Berufs-Informationen für Mädchen am Girls' Day. Aus dem breiten Spektrum an Berufen wählen Mädchen immer noch oft die typisch weiblichen, mitunter mäßig bezahlten, aus.

Beim Girls' Day am Donnerstag haben junge Frauen wieder die Gelegenheit, sich über Jobs abseits traditioneller Rollenbilder zu informieren und selbst auszuprobieren. Auch der Bundesdienst beteiligt sich wieder an den Veranstaltungen.

68 Prozent der Mädchen wählen aus zehn Lehrberufen aus und die Top drei sind weiterhin Verkäuferin (25,4 Prozent), Sekretärin (12,2 Prozent) und Friseurin (10,3 Prozent). Allein durch die Berufswahl bestehen jedoch von Anfang an Gehaltsunterschiede zwischen den Geschlechtern. Ziel des Girls' Day ist es daher, den Horizont der jungen Frauen bei der Job-Entscheidung zu erweitern.

Der Girls' Day findet international und seit 2001 auch in Österreich statt. Der Bundesdienst beteiligt sich seit 2006, mit damals 72 Teilnehmerinnen. Mittlerweile verzeichnet der Bundesdienst 1.200 Anmeldungen zu den Aktionen.

Beamten- und Frauenministerin Heinisch-Hosek empfängt am Donnerstag die Mädchen im Bundeskanzleramt und besucht später die WienCont Container Terminal Gesellschaft im Wiener Hafen. "Ein Teil der Lohnunterschiede zwischen Männern und Frauen erklärt sich mit der unterschiedlichen Berufswahl.

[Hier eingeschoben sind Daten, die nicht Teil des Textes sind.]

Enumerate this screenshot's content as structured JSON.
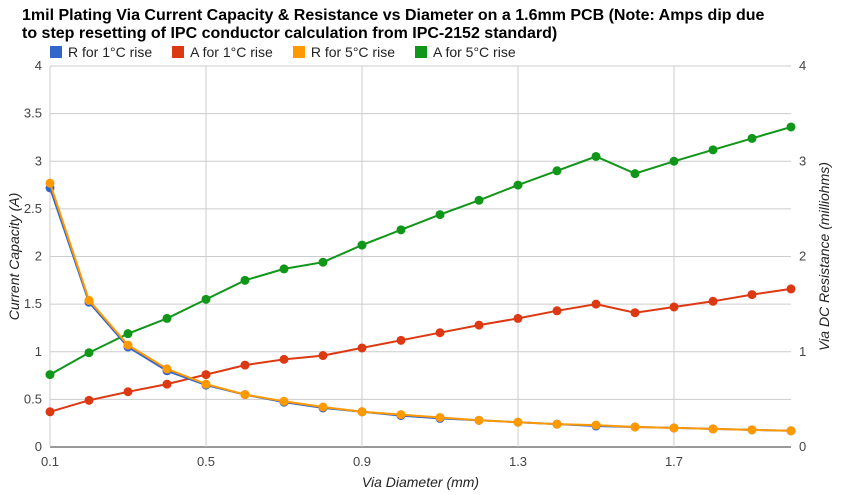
{
  "chart_data": {
    "type": "line",
    "title_line1": "1mil Plating Via Current Capacity & Resistance vs Diameter on a 1.6mm PCB (Note: Amps dip due",
    "title_line2": "to step resetting of IPC conductor calculation from IPC-2152 standard)",
    "xlabel": "Via Diameter (mm)",
    "ylabel_left": "Current Capacity (A)",
    "ylabel_right": "Via DC Resistance (milliohms)",
    "xlim": [
      0.1,
      2.0
    ],
    "ylim_left": [
      0,
      4
    ],
    "ylim_right": [
      0,
      4
    ],
    "x_ticks": [
      "0.1",
      "0.5",
      "0.9",
      "1.3",
      "1.7"
    ],
    "x_tick_values": [
      0.1,
      0.5,
      0.9,
      1.3,
      1.7
    ],
    "y_ticks_left": [
      "0",
      "0.5",
      "1",
      "1.5",
      "2",
      "2.5",
      "3",
      "3.5",
      "4"
    ],
    "y_tick_values_left": [
      0,
      0.5,
      1,
      1.5,
      2,
      2.5,
      3,
      3.5,
      4
    ],
    "y_ticks_right": [
      "0",
      "1",
      "2",
      "3",
      "4"
    ],
    "y_tick_values_right": [
      0,
      1,
      2,
      3,
      4
    ],
    "legend_position": "top",
    "grid": true,
    "x": [
      0.1,
      0.2,
      0.3,
      0.4,
      0.5,
      0.6,
      0.7,
      0.8,
      0.9,
      1.0,
      1.1,
      1.2,
      1.3,
      1.4,
      1.5,
      1.6,
      1.7,
      1.8,
      1.9,
      2.0
    ],
    "series": [
      {
        "name": "R for 1°C rise",
        "axis": "right",
        "color": "#3366cc",
        "values": [
          2.72,
          1.52,
          1.05,
          0.8,
          0.65,
          0.55,
          0.47,
          0.41,
          0.37,
          0.33,
          0.3,
          0.28,
          0.26,
          0.24,
          0.22,
          0.21,
          0.2,
          0.19,
          0.18,
          0.17
        ]
      },
      {
        "name": "A for 1°C rise",
        "axis": "left",
        "color": "#dc3912",
        "values": [
          0.37,
          0.49,
          0.58,
          0.66,
          0.76,
          0.86,
          0.92,
          0.96,
          1.04,
          1.12,
          1.2,
          1.28,
          1.35,
          1.43,
          1.5,
          1.41,
          1.47,
          1.53,
          1.6,
          1.66
        ]
      },
      {
        "name": "R for 5°C rise",
        "axis": "right",
        "color": "#ff9900",
        "values": [
          2.77,
          1.54,
          1.07,
          0.82,
          0.66,
          0.55,
          0.48,
          0.42,
          0.37,
          0.34,
          0.31,
          0.28,
          0.26,
          0.24,
          0.23,
          0.21,
          0.2,
          0.19,
          0.18,
          0.17
        ]
      },
      {
        "name": "A for 5°C rise",
        "axis": "left",
        "color": "#109618",
        "values": [
          0.76,
          0.99,
          1.19,
          1.35,
          1.55,
          1.75,
          1.87,
          1.94,
          2.12,
          2.28,
          2.44,
          2.59,
          2.75,
          2.9,
          3.05,
          2.87,
          3.0,
          3.12,
          3.24,
          3.36
        ]
      }
    ]
  }
}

Deswegen ist es so wichtig, Mädchen an diesem Tag zu zeigen: Du kannst alles werden, was du willst. 'Typische' Frauen- und Männerberufe sollte es überhaupt nicht mehr geben", erklärte Heinisch-Hosek.

Infrastrukturministerin Bures fährt Zug - zwar nur vom Wiener Hauptbahnhof bis Floridsdorf, dafür in Begleitung der Lokführerinnen von morgen. Im Anschluss besuchen die jungen Frauen Werkstätten der ÖBB und haben dort die Möglichkeit, ein Werkstück anzufertigen. Das Bundesheer lädt Mädchen in sieben Kasernen und vermittelt bei Leistungsschauen das Berufsbild der Soldatin.

Im Parlament lernen die jungen Frauen die Öffentlichkeitsarbeit, von Pressemeldungen bis hin zum Web-Auftritt, kennen. Auch Gespräche mit ORF-Mitarbeiterinnen sind geplant.

In Wien heißt der Girls' Day "Töchtertag", über 160 Firmen beteiligen sich daran.